Mixed afforestation alters soil carbon pool accumulation and stability by influencing aggregate mass proportion
Description
This dataset contains soil physical, chemical, and biological measurements from three Pinus massoniana forest types in subtropical China: pure plantation (MPF), conifer-conifer mixed (MCLMF), and conifer-broadleaf mixed (MLMF). It includes aggregate mass distribution (four size classes), concentrations of soil organic carbon (SOC) fractions (e.g., POC, MBC, LOC, NC333), and key soil properties (texture, nitrogen, pH, etc.).
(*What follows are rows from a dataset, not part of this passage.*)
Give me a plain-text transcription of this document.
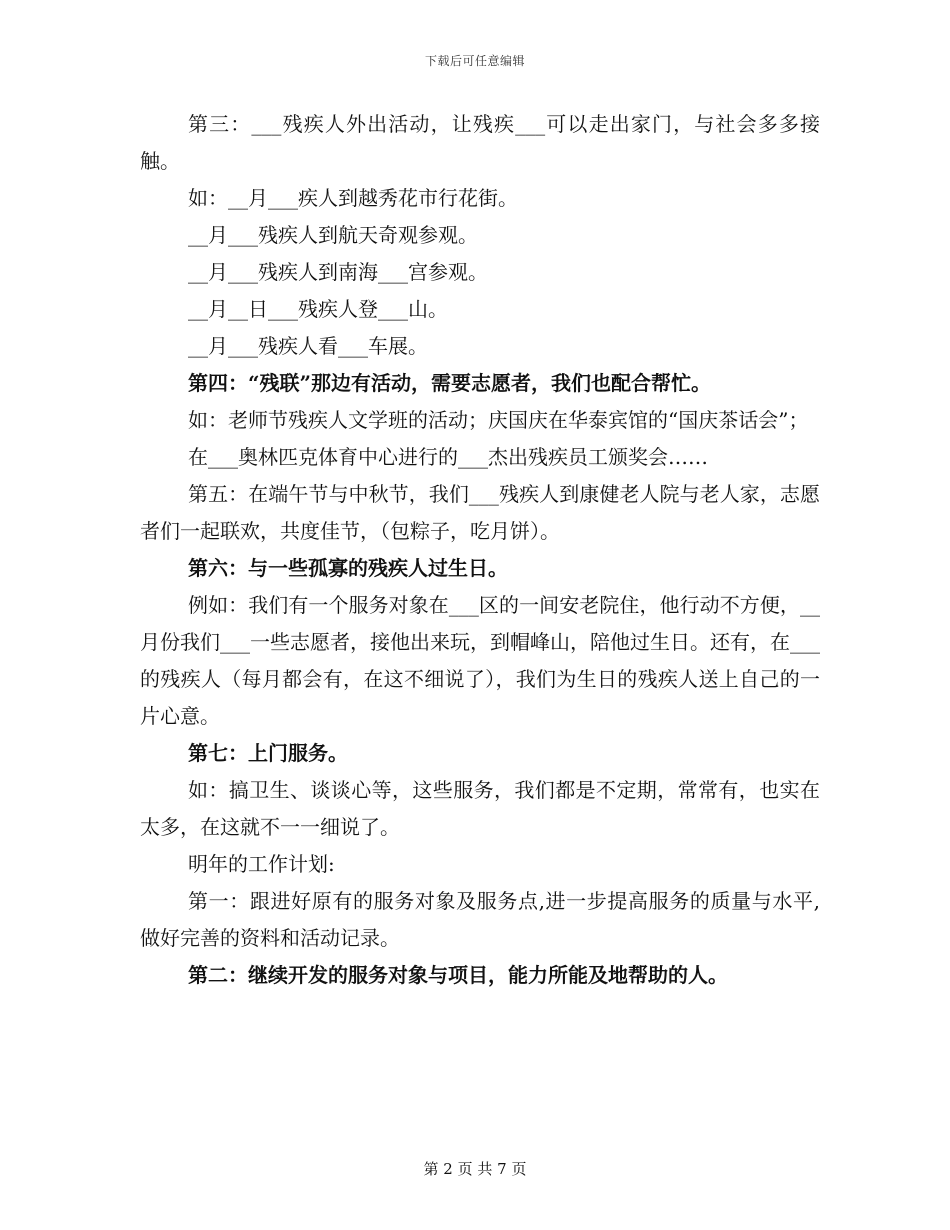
下载后可任意编辑

第三：___残疾人外出活动，让残疾___可以走出家门，与社会多多接触。

如：__月___疾人到越秀花市行花街。

__月___残疾人到航天奇观参观。

__月___残疾人到南海___宫参观。

__月__日___残疾人登___山。

__月___残疾人看___车展。

第四：“残联”那边有活动，需要志愿者，我们也配合帮忙。

如：老师节残疾人文学班的活动；庆国庆在华泰宾馆的“国庆茶话会”；

在___奥林匹克体育中心进行的___杰出残疾员工颁奖会……

第五：在端午节与中秋节，我们___残疾人到康健老人院与老人家，志愿者们一起联欢，共度佳节，（包粽子，吃月饼）。

第六：与一些孤寡的残疾人过生日。

例如：我们有一个服务对象在___区的一间安老院住，他行动不方便，__月份我们___一些志愿者，接他出来玩，到帽峰山，陪他过生日。还有，在___的残疾人（每月都会有，在这不细说了），我们为生日的残疾人送上自己的一片心意。

第七：上门服务。

如：搞卫生、谈谈心等，这些服务，我们都是不定期，常常有，也实在太多，在这就不一一细说了。

明年的工作计划:

第一：跟进好原有的服务对象及服务点,进一步提高服务的质量与水平,做好完善的资料和活动记录。

第二：继续开发的服务对象与项目，能力所能及地帮助的人。

第 2 页 共 7 页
Notable findings show that micro-aggregates hold higher carbon concentrations than macro-aggregates. Mixed afforestation had divergent effects: MCLMF increased SOC and stable carbon (NC333) storage, while MLMF decreased it. Both mixtures enhanced carbon stability by increasing the NC333 proportion. The shift in aggregate mass ratio and associated microbial activity (MBC) were key drivers of post-afforestation carbon dynamics. Data was gathered via soil sampling, wet-sieving for aggregates, and standard lab protocols for carbon fractionation. This dataset is valuable for verifying forest management impacts on soil carbon, supporting meta-analyses, calibrating models, and investigating specific mechanisms like nitrogen-aggregate-carbon interactions.